Nous déplorons également le manque d’intérêt et de moyens pour une vraie campagne de vaccination au sein des établissements. Mais nous ne sommes pas surpris. Après une campagne de tests et d’auto-tests chaotique et trop tardive, c’est donc une campagne de vaccination à la va-vite qui a été organisée à la rentrée. Pas ou peu d’information, peu de prévention et par conséquent très peu de volontaires pour la vaccination. Au final le travail d’information auprès de nos adolescents aura davantage été le fait des clubs et associations sportives de nos villages. C’est d’autant plus regrettable que notre département est en dessous de la moyenne nationale des vaccinés et on ne peut pas dire qu’un tel effort ne soit pas nécessaire.
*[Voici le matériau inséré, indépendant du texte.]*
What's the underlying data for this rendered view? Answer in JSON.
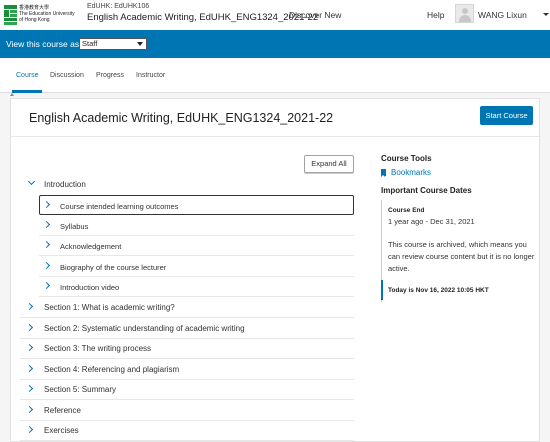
{
  "header": {
    "logo": {
      "line1": "香港教育大學",
      "line2": "The Education University",
      "line3": "of Hong Kong"
    },
    "course_org": "EdUHK: EdUHK106",
    "course_title": "English Academic Writing, EdUHK_ENG1324_2021-22",
    "discover": "Discover New",
    "help": "Help",
    "username": "WANG Lixun"
  },
  "viewbar": {
    "label": "View this course as:",
    "selected": "Staff"
  },
  "tabs": [
    {
      "label": "Course",
      "active": true
    },
    {
      "label": "Discussion",
      "active": false
    },
    {
      "label": "Progress",
      "active": false
    },
    {
      "label": "Instructor",
      "active": false
    }
  ],
  "main": {
    "title": "English Academic Writing, EdUHK_ENG1324_2021-22",
    "start_button": "Start Course",
    "expand_button": "Expand All"
  },
  "outline": {
    "intro": "Introduction",
    "subs": [
      "Course intended learning outcomes",
      "Syllabus",
      "Acknowledgement",
      "Biography of the course lecturer",
      "Introduction video"
    ],
    "sections": [
      "Section 1: What is academic writing?",
      "Section 2: Systematic understanding of academic writing",
      "Section 3: The writing process",
      "Section 4: Referencing and plagiarism",
      "Section 5: Summary",
      "Reference",
      "Exercises"
    ]
  },
  "sidebar": {
    "tools_heading": "Course Tools",
    "bookmarks": "Bookmarks",
    "dates_heading": "Important Course Dates",
    "course_end_heading": "Course End",
    "course_end_value": "1 year ago - Dec 31, 2021",
    "archived_text": "This course is archived, which means you can review course content but it is no longer active.",
    "today": "Today is Nov 16, 2022 10:05 HKT"
  },
  "colors": {
    "accent": "#0075b4"
  }
}
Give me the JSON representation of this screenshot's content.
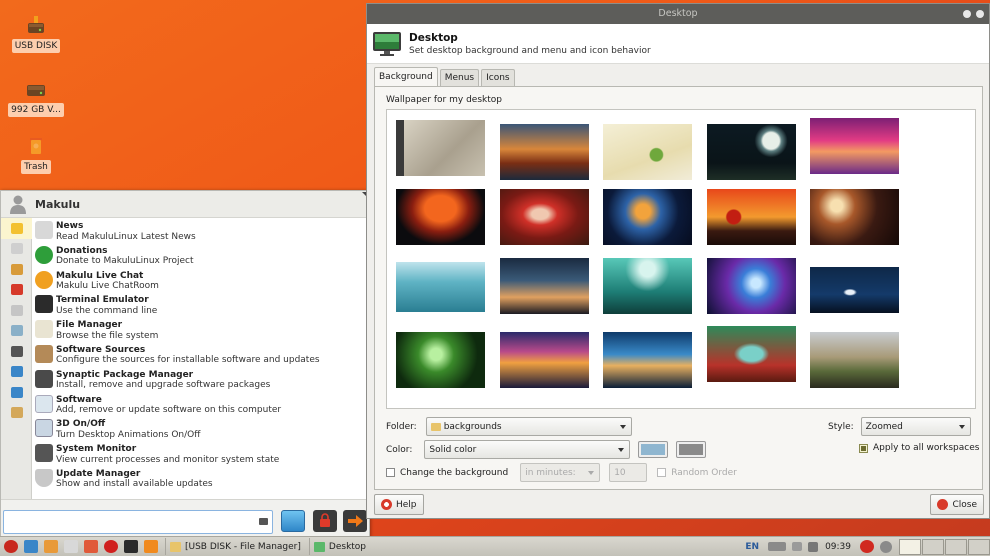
{
  "desktop": {
    "icons": [
      {
        "label": "USB DISK",
        "icon": "usb-drive-icon"
      },
      {
        "label": "992 GB V...",
        "icon": "hard-drive-icon"
      },
      {
        "label": "Trash",
        "icon": "trash-icon"
      }
    ]
  },
  "menu": {
    "username": "Makulu",
    "items": [
      {
        "title": "News",
        "subtitle": "Read MakuluLinux Latest News",
        "color": "#d8d8d8"
      },
      {
        "title": "Donations",
        "subtitle": "Donate to MakuluLinux Project",
        "color": "#2e9e3a"
      },
      {
        "title": "Makulu Live Chat",
        "subtitle": "Makulu Live ChatRoom",
        "color": "#f0a020"
      },
      {
        "title": "Terminal Emulator",
        "subtitle": "Use the command line",
        "color": "#2b2b2b"
      },
      {
        "title": "File Manager",
        "subtitle": "Browse the file system",
        "color": "#e9e4d2"
      },
      {
        "title": "Software Sources",
        "subtitle": "Configure the sources for installable software and updates",
        "color": "#b48a58"
      },
      {
        "title": "Synaptic Package Manager",
        "subtitle": "Install, remove and upgrade software packages",
        "color": "#4a4a4a"
      },
      {
        "title": "Software",
        "subtitle": "Add, remove or update software on this computer",
        "color": "#dbe6ee"
      },
      {
        "title": "3D On/Off",
        "subtitle": "Turn Desktop Animations On/Off",
        "color": "#c9d6e3"
      },
      {
        "title": "System Monitor",
        "subtitle": "View current processes and monitor system state",
        "color": "#555555"
      },
      {
        "title": "Update Manager",
        "subtitle": "Show and install available updates",
        "color": "#c8c8c8"
      }
    ],
    "search": {
      "value": ""
    }
  },
  "window": {
    "title": "Desktop",
    "header_title": "Desktop",
    "header_subtitle": "Set desktop background and menu and icon behavior",
    "tabs": [
      "Background",
      "Menus",
      "Icons"
    ],
    "active_tab": "Background",
    "wallpaper_label": "Wallpaper for my desktop",
    "folder_label": "Folder:",
    "folder_value": "backgrounds",
    "style_label": "Style:",
    "style_value": "Zoomed",
    "color_label": "Color:",
    "color_value": "Solid color",
    "primary_color": "#8fb6d0",
    "secondary_color": "#8a8a8a",
    "apply_all_label": "Apply to all workspaces",
    "apply_all_checked": true,
    "change_bg_label": "Change the background",
    "change_bg_checked": false,
    "interval_value": "in minutes:",
    "interval_number": "10",
    "random_order_label": "Random Order",
    "help_label": "Help",
    "close_label": "Close"
  },
  "taskbar": {
    "tasks": [
      {
        "label": "[USB DISK - File Manager]",
        "icon": "folder-icon"
      },
      {
        "label": "Desktop",
        "icon": "desktop-settings-icon"
      }
    ],
    "language": "EN",
    "clock": "09:39"
  }
}
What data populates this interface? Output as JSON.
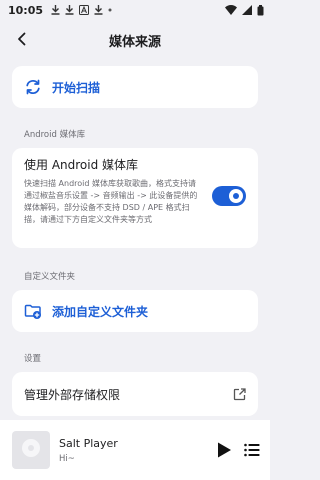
{
  "status_bar": {
    "time": "10:05"
  },
  "app_bar": {
    "title": "媒体来源"
  },
  "scan": {
    "label": "开始扫描"
  },
  "android_section": {
    "header": "Android 媒体库",
    "toggle_title": "使用 Android 媒体库",
    "toggle_description": "快速扫描 Android 媒体库获取歌曲，格式支持请通过椒盐音乐设置 -> 音频输出 -> 此设备提供的媒体解码，部分设备不支持 DSD / APE 格式扫描，请通过下方自定义文件夹等方式",
    "toggle_on": true
  },
  "custom_folder_section": {
    "header": "自定义文件夹",
    "add_label": "添加自定义文件夹"
  },
  "settings_section": {
    "header": "设置",
    "storage_permission_label": "管理外部存储权限"
  },
  "mini_player": {
    "title": "Salt Player",
    "subtitle": "Hi~"
  },
  "colors": {
    "accent": "#1d5fd6",
    "background": "#f1f1f5",
    "card": "#ffffff",
    "secondary_text": "#6c6c72"
  },
  "icons": {
    "back": "arrow-left-icon",
    "scan": "refresh-icon",
    "add_folder": "folder-add-icon",
    "open": "open-external-icon",
    "play": "play-icon",
    "queue": "queue-list-icon"
  }
}
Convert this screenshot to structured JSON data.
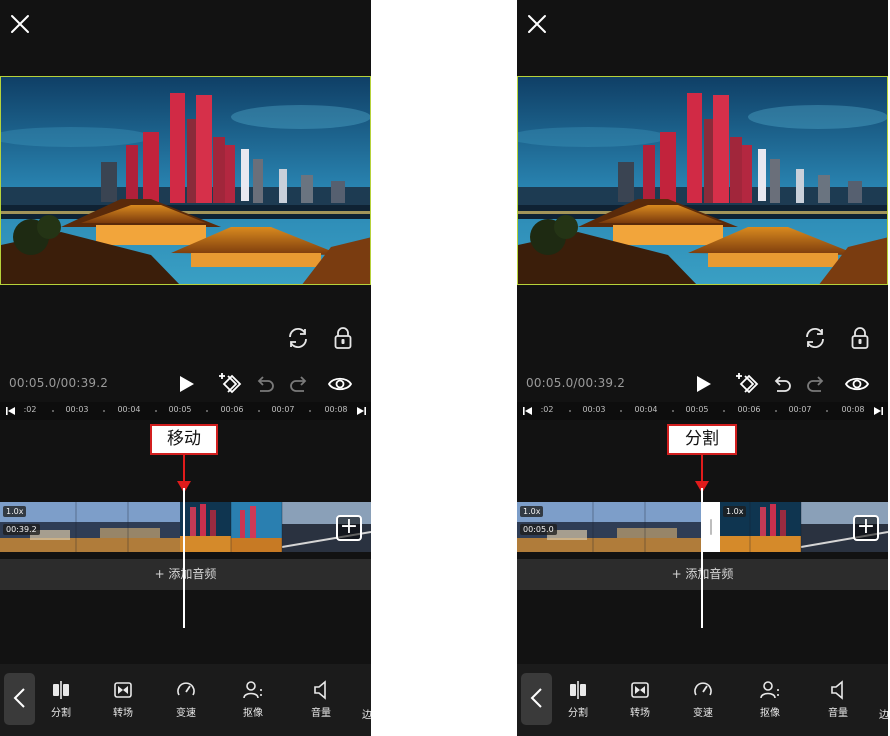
{
  "screens": [
    {
      "timecode": "00:05.0/00:39.2",
      "ruler_ticks": [
        ":02",
        "00:03",
        "00:04",
        "00:05",
        "00:06",
        "00:07",
        "00:08"
      ],
      "annotation": "移动",
      "clip_speed": "1.0x",
      "clip_duration": "00:39.2",
      "add_audio_label": "+ 添加音频",
      "add_clip_label": "+",
      "tools": [
        "分割",
        "转场",
        "变速",
        "抠像",
        "音量"
      ],
      "tool_overflow": "边"
    },
    {
      "timecode": "00:05.0/00:39.2",
      "ruler_ticks": [
        ":02",
        "00:03",
        "00:04",
        "00:05",
        "00:06",
        "00:07",
        "00:08"
      ],
      "annotation": "分割",
      "clip_speed": "1.0x",
      "clip_duration": "00:05.0",
      "second_clip_speed": "1.0x",
      "add_audio_label": "+ 添加音频",
      "add_clip_label": "+",
      "tools": [
        "分割",
        "转场",
        "变速",
        "抠像",
        "音量"
      ],
      "tool_overflow": "边"
    }
  ],
  "icons": {
    "close": "close-icon",
    "rotate": "rotate-icon",
    "lock": "lock-icon",
    "play": "play-icon",
    "keyframe": "keyframe-add-icon",
    "undo": "undo-icon",
    "redo": "redo-icon",
    "preview": "eye-icon",
    "back": "chevron-left-icon",
    "tools": [
      "split-icon",
      "transition-icon",
      "speed-icon",
      "cutout-icon",
      "volume-icon"
    ]
  },
  "colors": {
    "background": "#121212",
    "preview_border": "#b7d23a",
    "annotation_border": "#d21f1f",
    "annotation_arrow": "#e01b1b",
    "audio_row": "#2c2c2c",
    "toolbar": "#1b1b1b"
  }
}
Mais comment mener une campagne efficace de prévention avec un personnel médico-éducatif aussi peu nombreux (un médecin scolaire pour 50000 élèves, infirmier.es scolaire en nombre insuffisant, etc).
Pour terminer, si les lycées ne relèvent pas directement de l’ODJ de ce CTSD, il nous semble nécessaire d’alerter sur la dégradation provoquée par les réformes menées à un rythme sans précédent depuis le début du quinquennat. La combinaison de Parcoursup, de la réforme du bac, de la refonte des programmes, des confinements successifs avec enseignement improvisé en distanciel et du renvoi constant au local rend toujours plus difficile pour les enseignants de donner du sens à leur travail et de tenir le rythme dans ce flou perpétuel.
Comment garder la face devant nos élèves quand les épreuves terminales ne sont plus définies ? Comment assurer aux familles que la scolarité de leurs enfants va bien se dérouler quand le flou règne dans l’orientation et que l’équité entre les élèves d’établissements différents n’est plus assurée ?
Cette pression constante plonge encore davantage les personnels dans la difficulté et les empêche de donner du sens à leurs missions. Des arrêts maladie, notamment pour burn-out, et donc des absences à compenser sont plus que jamais à craindre dans les lycées. Les rares TZR disponibles seront sans doute rapidement mobilisés. Par conséquent, il est à craindre une pénurie de remplaçants titulaires dans les collèges et les lycées du département.
La FSU continue à dénoncer ces réformes destructrices. Elle défend l’idée d’un service public d’éducation au service de tous, attentif à la réduction des inégalités.